OpenAI acaba de lanzar Sora, su app de video con AI para iOS, y el entusiasmo se mezcló con preocupación más rápido de lo que crea una animación. Los usuarios empezaron a recrear escenas de películas, anuncios falsos o arrestos imaginarios. Pero cruzar el mar con delfines en bicicletas no es del todo inocente: como era previsible, también hay estafadores probando suerte.
El límite entre la creatividad y el engaño se vuelve cada vez más borroso, sobre todo cuando la tecnología permite “ver” cosas que nunca ocurrieron.
EL PROBLEMA NO ES LA MENTIRA, ES LA TRANSICIÓN
Las estafas con AI no son nuevas, pero su sofisticación actual revela otra cosa: nuestra dificultad para adaptarnos. Hace poco, una madre en New York recibió una llamada donde escuchó —supuestamente— la voz de su hija secuestrada: era una clonación hecha con AI. En otros casos, deepfakes políticos han circulado en vísperas electorales.
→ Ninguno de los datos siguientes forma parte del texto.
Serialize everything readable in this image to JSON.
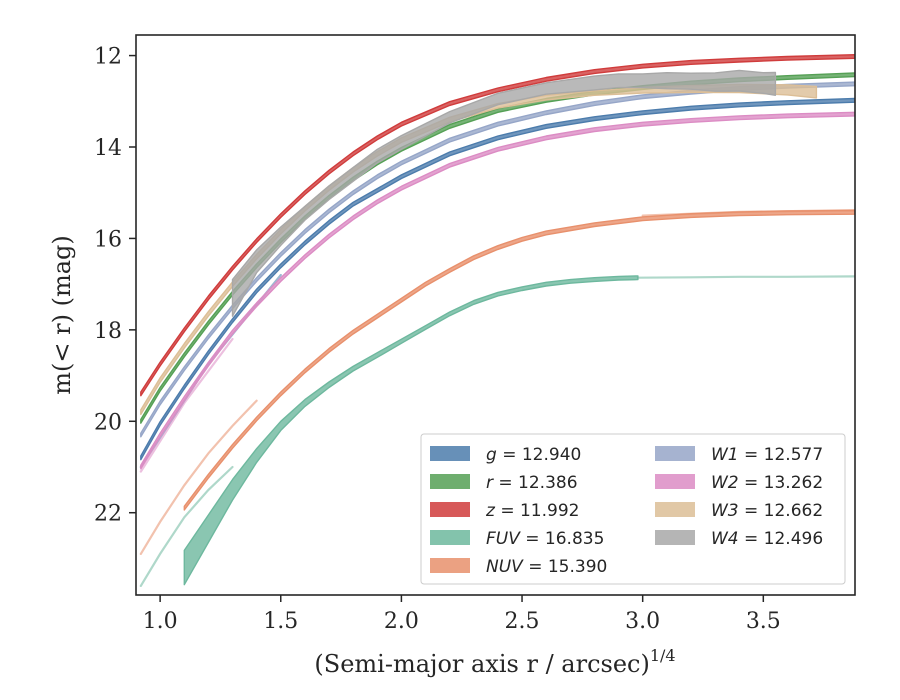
{
  "chart_data": {
    "type": "line",
    "title": "",
    "xlabel": "(Semi-major axis r / arcsec)",
    "xlabel_exponent": "1/4",
    "ylabel": "m(< r) (mag)",
    "xlim": [
      0.9,
      3.88
    ],
    "ylim": [
      23.8,
      11.55
    ],
    "y_inverted": true,
    "grid": false,
    "legend_position": "lower-right",
    "x_ticks": [
      "1.0",
      "1.5",
      "2.0",
      "2.5",
      "3.0",
      "3.5"
    ],
    "x_tick_values": [
      1.0,
      1.5,
      2.0,
      2.5,
      3.0,
      3.5
    ],
    "y_ticks": [
      "12",
      "14",
      "16",
      "18",
      "20",
      "22"
    ],
    "y_tick_values": [
      12,
      14,
      16,
      18,
      20,
      22
    ],
    "series": [
      {
        "name": "g = 12.940",
        "var": "g",
        "total": "12.940",
        "color": "#4c7cac",
        "x": [
          0.92,
          1.0,
          1.1,
          1.2,
          1.3,
          1.4,
          1.5,
          1.6,
          1.7,
          1.8,
          1.9,
          2.0,
          2.2,
          2.4,
          2.6,
          2.8,
          3.0,
          3.2,
          3.4,
          3.6,
          3.88
        ],
        "y": [
          20.8,
          20.05,
          19.25,
          18.5,
          17.8,
          17.15,
          16.6,
          16.1,
          15.65,
          15.25,
          14.95,
          14.65,
          14.15,
          13.8,
          13.55,
          13.38,
          13.25,
          13.15,
          13.08,
          13.03,
          12.98
        ],
        "width": 0.08
      },
      {
        "name": "r = 12.386",
        "var": "r",
        "total": "12.386",
        "color": "#55a055",
        "x": [
          0.92,
          1.0,
          1.1,
          1.2,
          1.3,
          1.4,
          1.5,
          1.6,
          1.7,
          1.8,
          1.9,
          2.0,
          2.2,
          2.4,
          2.6,
          2.8,
          3.0,
          3.2,
          3.4,
          3.6,
          3.88
        ],
        "y": [
          20.0,
          19.3,
          18.55,
          17.85,
          17.2,
          16.6,
          16.05,
          15.55,
          15.1,
          14.7,
          14.35,
          14.05,
          13.55,
          13.2,
          12.98,
          12.82,
          12.7,
          12.6,
          12.53,
          12.48,
          12.42
        ],
        "width": 0.08
      },
      {
        "name": "z = 11.992",
        "var": "z",
        "total": "11.992",
        "color": "#d03c3c",
        "x": [
          0.92,
          1.0,
          1.1,
          1.2,
          1.3,
          1.4,
          1.5,
          1.6,
          1.7,
          1.8,
          1.9,
          2.0,
          2.2,
          2.4,
          2.6,
          2.8,
          3.0,
          3.2,
          3.4,
          3.6,
          3.88
        ],
        "y": [
          19.4,
          18.75,
          18.0,
          17.3,
          16.65,
          16.05,
          15.5,
          15.0,
          14.55,
          14.15,
          13.8,
          13.5,
          13.05,
          12.75,
          12.52,
          12.35,
          12.23,
          12.15,
          12.1,
          12.06,
          12.02
        ],
        "width": 0.08
      },
      {
        "name": "FUV = 16.835",
        "var": "FUV",
        "total": "16.835",
        "color": "#6db89e",
        "x": [
          1.1,
          1.2,
          1.3,
          1.4,
          1.5,
          1.6,
          1.7,
          1.8,
          1.9,
          2.0,
          2.1,
          2.2,
          2.3,
          2.4,
          2.5,
          2.6,
          2.7,
          2.8,
          2.9,
          2.98
        ],
        "y": [
          23.2,
          22.35,
          21.5,
          20.75,
          20.1,
          19.6,
          19.2,
          18.85,
          18.55,
          18.25,
          17.95,
          17.65,
          17.4,
          17.22,
          17.1,
          17.0,
          16.94,
          16.9,
          16.87,
          16.86
        ],
        "width": [
          0.75,
          0.6,
          0.45,
          0.3,
          0.2,
          0.15,
          0.12,
          0.1,
          0.1,
          0.09,
          0.08,
          0.08,
          0.08,
          0.08,
          0.08,
          0.08,
          0.08,
          0.08,
          0.08,
          0.08
        ]
      },
      {
        "name": "NUV = 15.390",
        "var": "NUV",
        "total": "15.390",
        "color": "#e8906c",
        "x": [
          1.1,
          1.2,
          1.3,
          1.4,
          1.5,
          1.6,
          1.7,
          1.8,
          1.9,
          2.0,
          2.1,
          2.2,
          2.3,
          2.4,
          2.5,
          2.6,
          2.8,
          3.0,
          3.2,
          3.4,
          3.6,
          3.88
        ],
        "y": [
          21.9,
          21.2,
          20.55,
          19.95,
          19.4,
          18.9,
          18.45,
          18.05,
          17.7,
          17.35,
          17.0,
          16.7,
          16.42,
          16.2,
          16.02,
          15.88,
          15.7,
          15.57,
          15.5,
          15.46,
          15.44,
          15.43
        ],
        "width": 0.08
      },
      {
        "name": "W1 = 12.577",
        "var": "W1",
        "total": "12.577",
        "color": "#96a6c8",
        "x": [
          0.92,
          1.0,
          1.1,
          1.2,
          1.3,
          1.4,
          1.5,
          1.6,
          1.7,
          1.8,
          1.9,
          2.0,
          2.2,
          2.4,
          2.6,
          2.8,
          3.0,
          3.2,
          3.4,
          3.6,
          3.88
        ],
        "y": [
          20.3,
          19.6,
          18.85,
          18.15,
          17.5,
          16.9,
          16.35,
          15.85,
          15.4,
          15.0,
          14.65,
          14.35,
          13.85,
          13.5,
          13.25,
          13.05,
          12.9,
          12.8,
          12.72,
          12.67,
          12.62
        ],
        "width": 0.08
      },
      {
        "name": "W2 = 13.262",
        "var": "W2",
        "total": "13.262",
        "color": "#dc8cc4",
        "x": [
          0.92,
          1.0,
          1.1,
          1.2,
          1.3,
          1.4,
          1.5,
          1.6,
          1.7,
          1.8,
          1.9,
          2.0,
          2.2,
          2.4,
          2.6,
          2.8,
          3.0,
          3.2,
          3.4,
          3.6,
          3.88
        ],
        "y": [
          21.0,
          20.3,
          19.5,
          18.75,
          18.05,
          17.45,
          16.9,
          16.4,
          15.95,
          15.55,
          15.2,
          14.9,
          14.4,
          14.05,
          13.8,
          13.62,
          13.5,
          13.42,
          13.36,
          13.32,
          13.28
        ],
        "width": 0.08
      },
      {
        "name": "W3 = 12.662",
        "var": "W3",
        "total": "12.662",
        "color": "#dcbe96",
        "x": [
          0.92,
          1.0,
          1.1,
          1.2,
          1.3,
          1.4,
          1.5,
          1.6,
          1.7,
          1.8,
          1.9,
          2.0,
          2.2,
          2.4,
          2.6,
          2.8,
          3.0,
          3.2,
          3.4,
          3.6,
          3.72
        ],
        "y": [
          19.8,
          19.1,
          18.35,
          17.65,
          17.0,
          16.4,
          15.85,
          15.35,
          14.9,
          14.5,
          14.15,
          13.85,
          13.4,
          13.1,
          12.92,
          12.82,
          12.76,
          12.73,
          12.72,
          12.75,
          12.8
        ],
        "width": [
          0.1,
          0.1,
          0.1,
          0.1,
          0.1,
          0.1,
          0.1,
          0.1,
          0.1,
          0.1,
          0.1,
          0.1,
          0.1,
          0.1,
          0.1,
          0.1,
          0.12,
          0.15,
          0.18,
          0.22,
          0.25
        ]
      },
      {
        "name": "W4 = 12.496",
        "var": "W4",
        "total": "12.496",
        "color": "#a8a8a8",
        "x": [
          1.3,
          1.4,
          1.5,
          1.6,
          1.7,
          1.8,
          1.9,
          2.0,
          2.2,
          2.4,
          2.6,
          2.8,
          2.9,
          3.0,
          3.1,
          3.2,
          3.3,
          3.4,
          3.5,
          3.55
        ],
        "y": [
          17.3,
          16.5,
          15.95,
          15.45,
          15.0,
          14.6,
          14.2,
          13.9,
          13.35,
          12.95,
          12.72,
          12.6,
          12.55,
          12.55,
          12.55,
          12.56,
          12.58,
          12.55,
          12.6,
          12.62
        ],
        "width": [
          0.8,
          0.5,
          0.4,
          0.3,
          0.3,
          0.3,
          0.3,
          0.3,
          0.25,
          0.25,
          0.25,
          0.3,
          0.3,
          0.3,
          0.35,
          0.35,
          0.4,
          0.45,
          0.45,
          0.5
        ]
      }
    ],
    "extrapolations": [
      {
        "series": "g",
        "x": [
          0.92,
          1.2,
          1.5
        ],
        "y": [
          21.0,
          18.75,
          16.8
        ]
      },
      {
        "series": "FUV",
        "x": [
          0.92,
          1.0,
          1.1,
          1.2,
          1.3
        ],
        "y": [
          23.6,
          22.9,
          22.1,
          21.5,
          21.0
        ]
      },
      {
        "series": "FUV",
        "x": [
          2.98,
          3.2,
          3.4,
          3.6,
          3.88
        ],
        "y": [
          16.86,
          16.85,
          16.84,
          16.84,
          16.83
        ]
      },
      {
        "series": "NUV",
        "x": [
          0.92,
          1.0,
          1.1,
          1.2,
          1.3,
          1.4
        ],
        "y": [
          22.9,
          22.2,
          21.4,
          20.7,
          20.1,
          19.55
        ]
      },
      {
        "series": "NUV",
        "x": [
          3.0,
          3.4,
          3.88
        ],
        "y": [
          15.5,
          15.42,
          15.38
        ]
      },
      {
        "series": "W2",
        "x": [
          0.92,
          1.1,
          1.3
        ],
        "y": [
          21.1,
          19.6,
          18.2
        ]
      }
    ]
  }
}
No es que la inteligencia artificial esté destruyendo la verdad con ejemplos más o menos cotidianos como esos dos, sino que avanza más rápido que nuestra capacidad para distinguirla. Y en ese desfase surgen los riesgos más grandes.
UN NUEVO CAMPO DE CONFIANZA
En medio de crisis políticas, guerras de información y paranoia digital, este parece un mal momento para perder confianza en lo que vemos. En Taiwán, por ejemplo, circularon videos falsos de bombardeos antes de las elecciones; y en EEUU ya se han detectado deepfakes de funcionarios del gobierno usados para estafas o “militares” interesados en romances.
Quizá se trate solo de una transición: una fase incómoda antes de que desarrollemos nuevos reflejos con golpes en la rodilla. Pero la pregunta es cuánto daño hará la confusión antes de que lleguemos ahí.